Re: [gridengine users] How to set properly the high priority queue ?

Reuti Mon, 22 May 2017 04:09:30 -0700

Hi,

> Am 22.05.2017 um 02:33 schrieb <[email protected]> <[email protected]>:
> 
> Hello Reuti,
> 
> I am back with our high-priority queue problem.
> 
> As you suggested we did new experiments with high priority jobs (nice = 0) 
> and low priority jobs (nice = 19) (instead of older nice values -10(-19)/0).
> Unfortunately we obtained expected behaviour only in case, when high priority 
> jobs were single (1x CPU slot) or serial jobs. In case of parallel high 
> priority jobs independently on the way of parallelization (MPI, OpenMP, "TCP 
> /  IP sockets")  it does not work on the given computing node ( 2x14 = 28 
> physical = 56 logical CPU cores), while 
> it works nicely on the ordinary workstation (6 physical = 12 logical CPU 
> cores) .
> 
> please see results here:
> 
> http://physics.ujep.cz/~mmaly/high-priority-queue-SGE/


Using HyperThreading for HPC is often not the best option for HPC. Nevertheless 
it shouldn't show this effect.

One possible constraint in your case might be, that core binding is in effect. 
The pmemd.MPI seems to be from Amber and uses which MPI (Intel MPI, Open MPI, 
MPICH,…)? Is it the same on both machines?

If two processes are essentially bound to one physical core, they both can't be 
scheduled to somewhere else by the Linux scheduler in the kernel, and as both 
are using the same core one might face this drop in performance.
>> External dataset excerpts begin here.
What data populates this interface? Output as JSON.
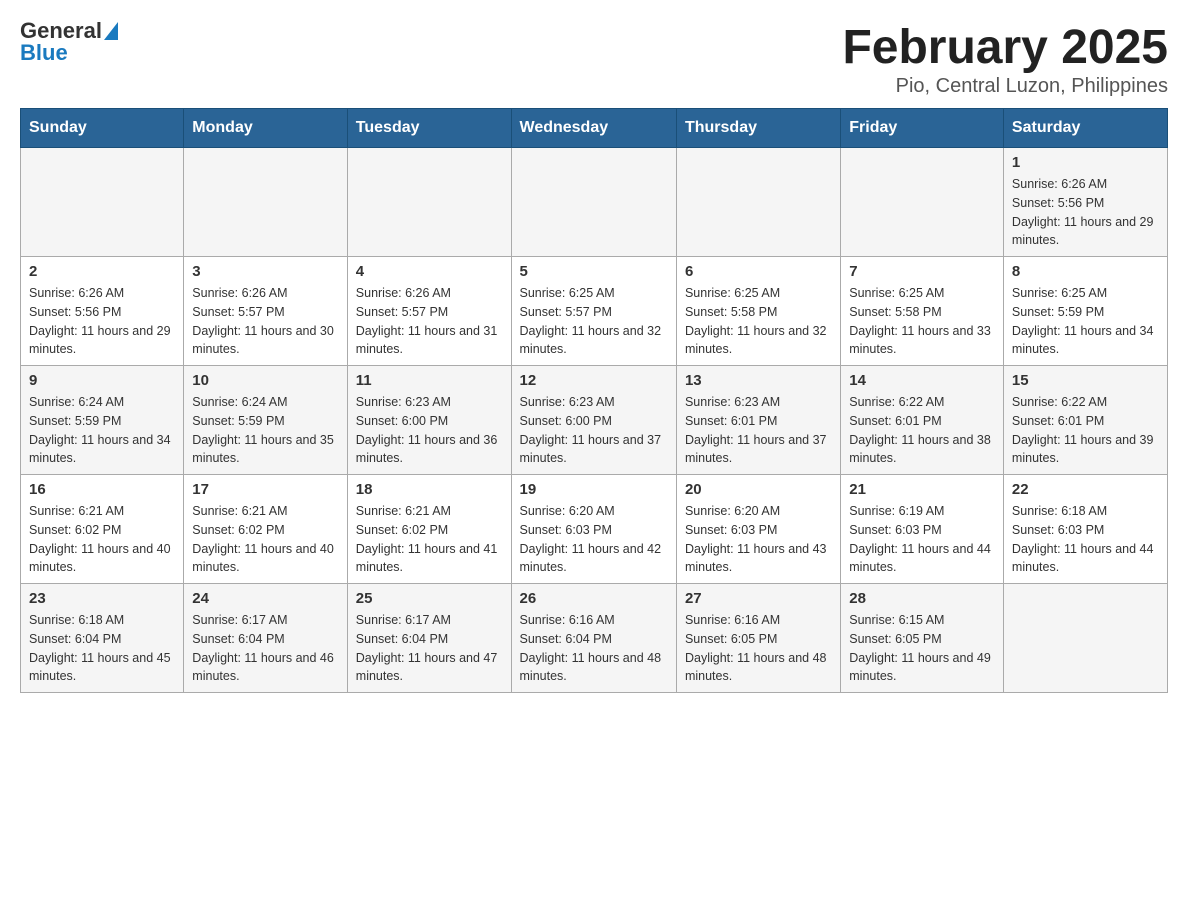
{
  "header": {
    "logo_text_general": "General",
    "logo_text_blue": "Blue",
    "title": "February 2025",
    "subtitle": "Pio, Central Luzon, Philippines"
  },
  "weekdays": [
    "Sunday",
    "Monday",
    "Tuesday",
    "Wednesday",
    "Thursday",
    "Friday",
    "Saturday"
  ],
  "weeks": [
    [
      {
        "day": "",
        "sunrise": "",
        "sunset": "",
        "daylight": ""
      },
      {
        "day": "",
        "sunrise": "",
        "sunset": "",
        "daylight": ""
      },
      {
        "day": "",
        "sunrise": "",
        "sunset": "",
        "daylight": ""
      },
      {
        "day": "",
        "sunrise": "",
        "sunset": "",
        "daylight": ""
      },
      {
        "day": "",
        "sunrise": "",
        "sunset": "",
        "daylight": ""
      },
      {
        "day": "",
        "sunrise": "",
        "sunset": "",
        "daylight": ""
      },
      {
        "day": "1",
        "sunrise": "Sunrise: 6:26 AM",
        "sunset": "Sunset: 5:56 PM",
        "daylight": "Daylight: 11 hours and 29 minutes."
      }
    ],
    [
      {
        "day": "2",
        "sunrise": "Sunrise: 6:26 AM",
        "sunset": "Sunset: 5:56 PM",
        "daylight": "Daylight: 11 hours and 29 minutes."
      },
      {
        "day": "3",
        "sunrise": "Sunrise: 6:26 AM",
        "sunset": "Sunset: 5:57 PM",
        "daylight": "Daylight: 11 hours and 30 minutes."
      },
      {
        "day": "4",
        "sunrise": "Sunrise: 6:26 AM",
        "sunset": "Sunset: 5:57 PM",
        "daylight": "Daylight: 11 hours and 31 minutes."
      },
      {
        "day": "5",
        "sunrise": "Sunrise: 6:25 AM",
        "sunset": "Sunset: 5:57 PM",
        "daylight": "Daylight: 11 hours and 32 minutes."
      },
      {
        "day": "6",
        "sunrise": "Sunrise: 6:25 AM",
        "sunset": "Sunset: 5:58 PM",
        "daylight": "Daylight: 11 hours and 32 minutes."
      },
      {
        "day": "7",
        "sunrise": "Sunrise: 6:25 AM",
        "sunset": "Sunset: 5:58 PM",
        "daylight": "Daylight: 11 hours and 33 minutes."
      },
      {
        "day": "8",
        "sunrise": "Sunrise: 6:25 AM",
        "sunset": "Sunset: 5:59 PM",
        "daylight": "Daylight: 11 hours and 34 minutes."
      }
    ],
    [
      {
        "day": "9",
        "sunrise": "Sunrise: 6:24 AM",
        "sunset": "Sunset: 5:59 PM",
        "daylight": "Daylight: 11 hours and 34 minutes."
      },
      {
        "day": "10",
        "sunrise": "Sunrise: 6:24 AM",
        "sunset": "Sunset: 5:59 PM",
        "daylight": "Daylight: 11 hours and 35 minutes."
      },
      {
        "day": "11",
        "sunrise": "Sunrise: 6:23 AM",
        "sunset": "Sunset: 6:00 PM",
        "daylight": "Daylight: 11 hours and 36 minutes."
      },
      {
        "day": "12",
        "sunrise": "Sunrise: 6:23 AM",
        "sunset": "Sunset: 6:00 PM",
        "daylight": "Daylight: 11 hours and 37 minutes."
      },
      {
        "day": "13",
        "sunrise": "Sunrise: 6:23 AM",
        "sunset": "Sunset: 6:01 PM",
        "daylight": "Daylight: 11 hours and 37 minutes."
      },
      {
        "day": "14",
        "sunrise": "Sunrise: 6:22 AM",
        "sunset": "Sunset: 6:01 PM",
        "daylight": "Daylight: 11 hours and 38 minutes."
      },
      {
        "day": "15",
        "sunrise": "Sunrise: 6:22 AM",
        "sunset": "Sunset: 6:01 PM",
        "daylight": "Daylight: 11 hours and 39 minutes."
      }
    ],
    [
      {
        "day": "16",
        "sunrise": "Sunrise: 6:21 AM",
        "sunset": "Sunset: 6:02 PM",
        "daylight": "Daylight: 11 hours and 40 minutes."
      },
      {
        "day": "17",
        "sunrise": "Sunrise: 6:21 AM",
        "sunset": "Sunset: 6:02 PM",
        "daylight": "Daylight: 11 hours and 40 minutes."
      },
      {
        "day": "18",
        "sunrise": "Sunrise: 6:21 AM",
        "sunset": "Sunset: 6:02 PM",
        "daylight": "Daylight: 11 hours and 41 minutes."
      },
      {
        "day": "19",
        "sunrise": "Sunrise: 6:20 AM",
        "sunset": "Sunset: 6:03 PM",
        "daylight": "Daylight: 11 hours and 42 minutes."
      },
      {
        "day": "20",
        "sunrise": "Sunrise: 6:20 AM",
        "sunset": "Sunset: 6:03 PM",
        "daylight": "Daylight: 11 hours and 43 minutes."
      },
      {
        "day": "21",
        "sunrise": "Sunrise: 6:19 AM",
        "sunset": "Sunset: 6:03 PM",
        "daylight": "Daylight: 11 hours and 44 minutes."
      },
      {
        "day": "22",
        "sunrise": "Sunrise: 6:18 AM",
        "sunset": "Sunset: 6:03 PM",
        "daylight": "Daylight: 11 hours and 44 minutes."
      }
    ],
    [
      {
        "day": "23",
        "sunrise": "Sunrise: 6:18 AM",
        "sunset": "Sunset: 6:04 PM",
        "daylight": "Daylight: 11 hours and 45 minutes."
      },
      {
        "day": "24",
        "sunrise": "Sunrise: 6:17 AM",
        "sunset": "Sunset: 6:04 PM",
        "daylight": "Daylight: 11 hours and 46 minutes."
      },
      {
        "day": "25",
        "sunrise": "Sunrise: 6:17 AM",
        "sunset": "Sunset: 6:04 PM",
        "daylight": "Daylight: 11 hours and 47 minutes."
      },
      {
        "day": "26",
        "sunrise": "Sunrise: 6:16 AM",
        "sunset": "Sunset: 6:04 PM",
        "daylight": "Daylight: 11 hours and 48 minutes."
      },
      {
        "day": "27",
        "sunrise": "Sunrise: 6:16 AM",
        "sunset": "Sunset: 6:05 PM",
        "daylight": "Daylight: 11 hours and 48 minutes."
      },
      {
        "day": "28",
        "sunrise": "Sunrise: 6:15 AM",
        "sunset": "Sunset: 6:05 PM",
        "daylight": "Daylight: 11 hours and 49 minutes."
      },
      {
        "day": "",
        "sunrise": "",
        "sunset": "",
        "daylight": ""
      }
    ]
  ]
}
What is the output for such a pmemd.MPI process in:

$ grep allowed /proc/51545/status

to check this. Besides this, cgroups might also be involved to keep the process 
on the cores it's assigned to.


> I would be grateful for any helpful ideas including suggestions of some other 
> maybe more suitable mailing lists
> (e.g. focusing on the different relevant CPU settings ... )  where we might 
> have chance to solve this problem.
> 
> You also alternatively suggested this "suspend" solution:
> 
> $ qconf -sq high.q 
> … 
> subordinate_list low.q=1 
> 
> One could also try higher values than 1 (it's numeric, not a flag) (means at 
> soon as one slot is used in high.q on a particular, the corresponding low.q 
> is suspended on this node) to allow some overloading before it kicks in.
> 
> It is not so elegant, because all jobs in low priority queue are stopped on 
> the given node even if just small job is submitted using the high priority 
> queue on that node if I understood well, but such situation will not be so 
> frequent, so it could be solution for us but.
> 
> #1 
> Do you think that it might work also on our "crazy" cluster where for example 
> the nice values are pretty ignored in case of parallel jobs ? or this method 
> has nothing common with job priorities and just some secure and reliable  
> STOP signals are sent to all jobs/threads belonging to the low priority queue 
> on that node ?

The latter one. The STOP signal is send to the process group. GAMESS usually 
jumps out of the process tree AFAIR (at least on slave nodes). But the startup 
can be routed to `qrsh -inherit …`.

Does a:

$ ps -e f

(f w/o -) shows a process tree, where all GAMESS processes are still bound to 
the sge_shepherd?


> #2
> Of course we would like just to temporarily stop those low priority jobs on 
> the givennode, only  for the time when some high priority jobs are running on 
> that node. Does this "subordinate_list" solution provides this and is it 
> secure also in case of parallel jobs or combined CPU/GPU jobs ?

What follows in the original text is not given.